The Uttarakhand Government released the provisional estimates of the State Domestic Product for 2018-19, which indicate a drop in the growth rate at 6.8 % as compared to 7.84% in 2017-18 and 9.83% in 2016-17. The per capita income has increased to Rs 1.98 lakhs, but the rate has, proportionately, dipped. This is better than the national average but is on the decline in line with the general state of the economy. Of course, the per capita income of better than the national average does not tell the true story, because of the obvious inequality in income which is high. No government can be happy with just the average without taking into account the Gini Coefficient.

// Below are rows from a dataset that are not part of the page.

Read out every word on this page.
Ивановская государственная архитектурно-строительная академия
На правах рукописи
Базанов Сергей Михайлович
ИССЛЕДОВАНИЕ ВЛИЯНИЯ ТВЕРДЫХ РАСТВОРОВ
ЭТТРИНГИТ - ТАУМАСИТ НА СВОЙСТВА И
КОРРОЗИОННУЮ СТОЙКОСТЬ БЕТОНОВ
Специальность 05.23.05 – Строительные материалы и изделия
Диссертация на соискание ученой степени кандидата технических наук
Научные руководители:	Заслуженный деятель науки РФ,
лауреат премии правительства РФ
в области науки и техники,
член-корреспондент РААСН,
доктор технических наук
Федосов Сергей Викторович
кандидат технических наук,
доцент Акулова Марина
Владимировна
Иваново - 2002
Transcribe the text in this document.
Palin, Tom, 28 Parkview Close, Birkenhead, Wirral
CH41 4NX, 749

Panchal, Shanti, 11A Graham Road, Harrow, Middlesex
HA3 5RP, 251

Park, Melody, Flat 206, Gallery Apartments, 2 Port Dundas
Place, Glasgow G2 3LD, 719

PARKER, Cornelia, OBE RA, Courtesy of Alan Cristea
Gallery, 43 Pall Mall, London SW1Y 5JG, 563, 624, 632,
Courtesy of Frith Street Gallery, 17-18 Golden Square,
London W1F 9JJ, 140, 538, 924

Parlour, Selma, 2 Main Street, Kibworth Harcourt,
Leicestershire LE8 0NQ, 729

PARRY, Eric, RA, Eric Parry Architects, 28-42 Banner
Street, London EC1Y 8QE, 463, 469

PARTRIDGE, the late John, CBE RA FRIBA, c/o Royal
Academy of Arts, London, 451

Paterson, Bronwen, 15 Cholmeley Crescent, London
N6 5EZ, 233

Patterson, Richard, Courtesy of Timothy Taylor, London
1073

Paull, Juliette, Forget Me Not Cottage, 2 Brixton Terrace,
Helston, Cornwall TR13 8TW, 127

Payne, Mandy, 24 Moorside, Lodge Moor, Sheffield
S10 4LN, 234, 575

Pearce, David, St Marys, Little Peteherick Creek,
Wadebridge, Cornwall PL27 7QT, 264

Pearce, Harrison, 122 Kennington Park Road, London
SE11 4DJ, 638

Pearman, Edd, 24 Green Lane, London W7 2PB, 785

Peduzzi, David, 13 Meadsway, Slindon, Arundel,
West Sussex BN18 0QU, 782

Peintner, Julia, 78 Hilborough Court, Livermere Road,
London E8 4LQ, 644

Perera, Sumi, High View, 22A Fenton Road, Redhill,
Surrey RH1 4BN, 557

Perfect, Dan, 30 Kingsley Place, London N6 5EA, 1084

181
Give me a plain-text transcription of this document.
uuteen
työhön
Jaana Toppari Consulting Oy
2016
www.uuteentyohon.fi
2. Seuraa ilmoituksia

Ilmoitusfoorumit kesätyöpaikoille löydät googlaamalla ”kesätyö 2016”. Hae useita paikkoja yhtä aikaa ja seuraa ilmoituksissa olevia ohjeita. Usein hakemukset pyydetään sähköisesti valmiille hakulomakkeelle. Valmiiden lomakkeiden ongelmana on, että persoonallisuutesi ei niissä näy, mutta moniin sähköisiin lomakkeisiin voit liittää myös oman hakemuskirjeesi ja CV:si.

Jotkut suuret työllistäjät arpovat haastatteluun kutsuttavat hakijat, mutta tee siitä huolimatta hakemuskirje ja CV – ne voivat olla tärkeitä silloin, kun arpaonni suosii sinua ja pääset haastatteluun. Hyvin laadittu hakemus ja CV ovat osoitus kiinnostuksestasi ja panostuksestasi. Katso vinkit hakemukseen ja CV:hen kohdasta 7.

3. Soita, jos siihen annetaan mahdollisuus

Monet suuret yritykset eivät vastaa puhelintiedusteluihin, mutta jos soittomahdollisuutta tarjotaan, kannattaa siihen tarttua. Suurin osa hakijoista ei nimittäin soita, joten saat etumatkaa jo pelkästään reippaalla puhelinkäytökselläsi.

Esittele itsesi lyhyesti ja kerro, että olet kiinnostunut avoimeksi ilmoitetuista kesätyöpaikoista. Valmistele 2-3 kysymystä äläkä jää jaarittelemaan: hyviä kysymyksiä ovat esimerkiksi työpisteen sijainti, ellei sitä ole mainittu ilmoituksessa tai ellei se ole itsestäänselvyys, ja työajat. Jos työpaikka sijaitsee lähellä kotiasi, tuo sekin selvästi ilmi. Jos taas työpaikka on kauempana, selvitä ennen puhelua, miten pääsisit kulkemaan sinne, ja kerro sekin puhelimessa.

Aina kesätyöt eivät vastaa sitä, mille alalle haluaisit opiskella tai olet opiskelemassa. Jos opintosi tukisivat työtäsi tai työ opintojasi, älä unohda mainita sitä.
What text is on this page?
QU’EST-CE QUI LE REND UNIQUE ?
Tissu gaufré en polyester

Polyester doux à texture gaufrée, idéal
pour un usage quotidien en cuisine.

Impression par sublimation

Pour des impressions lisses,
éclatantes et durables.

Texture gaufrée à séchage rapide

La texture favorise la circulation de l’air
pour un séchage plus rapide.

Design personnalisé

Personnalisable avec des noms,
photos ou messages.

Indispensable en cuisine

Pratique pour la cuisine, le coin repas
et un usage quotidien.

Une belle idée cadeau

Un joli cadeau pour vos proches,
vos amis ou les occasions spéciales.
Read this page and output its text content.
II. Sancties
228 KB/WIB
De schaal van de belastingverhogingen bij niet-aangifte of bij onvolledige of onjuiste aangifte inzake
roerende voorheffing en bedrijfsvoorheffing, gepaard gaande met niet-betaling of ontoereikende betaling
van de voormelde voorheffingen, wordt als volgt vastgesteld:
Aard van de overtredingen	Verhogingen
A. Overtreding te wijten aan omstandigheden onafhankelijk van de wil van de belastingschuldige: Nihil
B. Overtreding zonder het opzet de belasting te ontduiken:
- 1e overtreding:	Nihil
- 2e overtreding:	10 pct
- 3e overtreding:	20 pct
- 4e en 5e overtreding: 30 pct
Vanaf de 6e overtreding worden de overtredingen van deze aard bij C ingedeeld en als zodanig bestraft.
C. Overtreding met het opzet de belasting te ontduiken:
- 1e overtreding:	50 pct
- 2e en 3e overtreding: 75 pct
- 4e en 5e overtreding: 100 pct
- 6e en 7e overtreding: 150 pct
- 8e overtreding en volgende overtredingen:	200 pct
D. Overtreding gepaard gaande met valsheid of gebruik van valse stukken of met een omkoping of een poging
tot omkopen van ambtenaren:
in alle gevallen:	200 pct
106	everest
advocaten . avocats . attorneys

The Uttarakhand Government, therefore, has to address the decline in the overall growth rate and, also, work on ensuring higher income levels for the poorer sections, particularly in the hills.
The government, either at the centre or in the state, cannot manage the businesses that are in decline. It can, however, ensure that regulations, infrastructure and general conditions are conducive to economic growth. Policies have to remain steady and consistent, while contracts have to be respected and not subject to whimsical change and other eccentricities. One of the reasons why Industry is facing difficulties is the attempt by the Modi Government to wean it away from the crony capitalism of the past. Business models in the ‘socialism’ of yesteryear were based on what could be obtained cheap from government in terms of land and tariffs, as well as subsidies of various kinds. These businesses invariably became unviable when these boosters ran out. Businesses were planned from the start along the lines of diverting subsidies, and using the land for other purposes. Bank loans were not paid back and the skeleton of the business allowed to be repossessed. This was seen more in the small and medium sectors, and then the bad practices continued into the larger corporations.
The government today expects profits to be made from legitimate business activity, competitively produced goods and services. Businesses are crying foul and expect the taxpayer to pay for their failures. This is no longer possible as funds are needed for reviving India’s financially challenged nationalised banks, along with necessary expenditure on infrastructure and general administration. This provides an opportunity for a new breed of professional entrepreneurs who not only have breakthrough ideas, but also the ability to manage these businesses as profitable enterprises at every stage of growth. They cannot continue to suckle at the teats of government giveaways. Closer to home, Uttarakhand must rediscover its USP and implement the best practices if the decline in growth is to be reversed.